O secretário de Saúde do estado, Jean Gorinchteyn, enviou ofício nesta segunda (1º) ao ministro Eduardo Pazuello reforçando a habilitação dos mesmos, em face da “gravíssima situação epidemiológica do estado”. No texto, ele reafirma sua “preocupação com a perspectiva de esgotamento dos leitos” de UTI em SP.

Gorinchteyn também diz que apesar do governo estadual e dos municípios terem implementado “número significativo” de novos leitos, os gestores enfrentam “grandes dificuldades na manutenção e financiamento” agravados pelo fato de “nenhum” deles ser habilitado pelo ministério.

Segundo o secretário, há um total de 5.112 mil leitos ativos funcionando e atendendo sem recursos federais.

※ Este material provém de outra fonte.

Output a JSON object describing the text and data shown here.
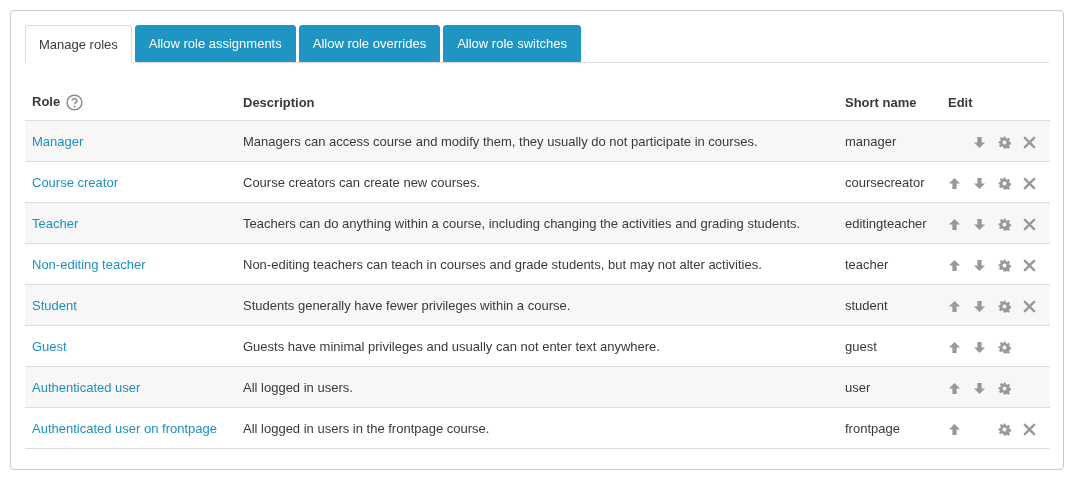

“A secretaria, no epicentro da pandemia no Brasil, vem atuando incansavelmente no tratamento de pessoas infectadas pelo coronavírus”, segue. “Ocorre que, inobstante os esforços hercúleos que vem fazendo na busca de garantia da assistência necessária, com vistas a evitar o colapso no sistema de saúde, necessita de apoio financeiro federal para enfrentar o crescente e elevado nível de perigo.”

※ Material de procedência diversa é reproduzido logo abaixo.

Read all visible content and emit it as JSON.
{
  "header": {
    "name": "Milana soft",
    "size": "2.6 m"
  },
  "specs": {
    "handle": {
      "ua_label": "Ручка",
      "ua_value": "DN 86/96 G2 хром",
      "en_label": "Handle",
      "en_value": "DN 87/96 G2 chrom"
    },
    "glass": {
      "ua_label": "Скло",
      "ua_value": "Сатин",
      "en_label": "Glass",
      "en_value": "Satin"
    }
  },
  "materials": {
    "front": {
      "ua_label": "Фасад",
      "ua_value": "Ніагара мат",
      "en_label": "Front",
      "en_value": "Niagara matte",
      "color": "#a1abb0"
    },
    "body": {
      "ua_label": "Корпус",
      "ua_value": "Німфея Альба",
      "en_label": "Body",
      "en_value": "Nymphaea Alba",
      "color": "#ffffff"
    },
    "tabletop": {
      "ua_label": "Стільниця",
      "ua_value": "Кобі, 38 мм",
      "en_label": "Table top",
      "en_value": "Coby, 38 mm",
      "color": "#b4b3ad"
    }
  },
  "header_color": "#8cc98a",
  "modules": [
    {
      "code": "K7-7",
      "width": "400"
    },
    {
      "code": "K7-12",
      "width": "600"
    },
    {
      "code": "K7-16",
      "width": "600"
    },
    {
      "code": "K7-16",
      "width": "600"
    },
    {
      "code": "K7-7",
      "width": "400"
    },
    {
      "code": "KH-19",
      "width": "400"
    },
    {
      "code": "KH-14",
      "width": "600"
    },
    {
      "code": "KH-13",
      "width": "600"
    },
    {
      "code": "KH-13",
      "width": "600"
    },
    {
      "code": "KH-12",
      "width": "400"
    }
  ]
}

Ainda de acordo com o secretário, a habilitação imediata resultará em repasse mensal no valor de cerca de R$ 245 milhões. Além dos 5 mil de UTIs, a pasta também pede a habilitação de 809 leitos de suporte ventilatório pulmonar e 123 de UTI pediátrica.

O documento reforça decisão da ministra Rosa Weber, do STF (Supremo Tribunal Federal). Ela determinou, no sábado (27), ao ministério o custeio de UTIs para pacientes de Covid-19 nos estados da Bahia, do Maranhão e de São Paulo.

Os governadores dos três estados recorreram ao Supremo para a retomada do repasse, suspenso que vinha em queda gradativamente em 2021 pelo governo federal.

A decisão da ministra é de aplicação imediata. Ela tem caráter provisório e precisará ser confirmada pelo plenário da Corte. Não há previsão de data para essa providência.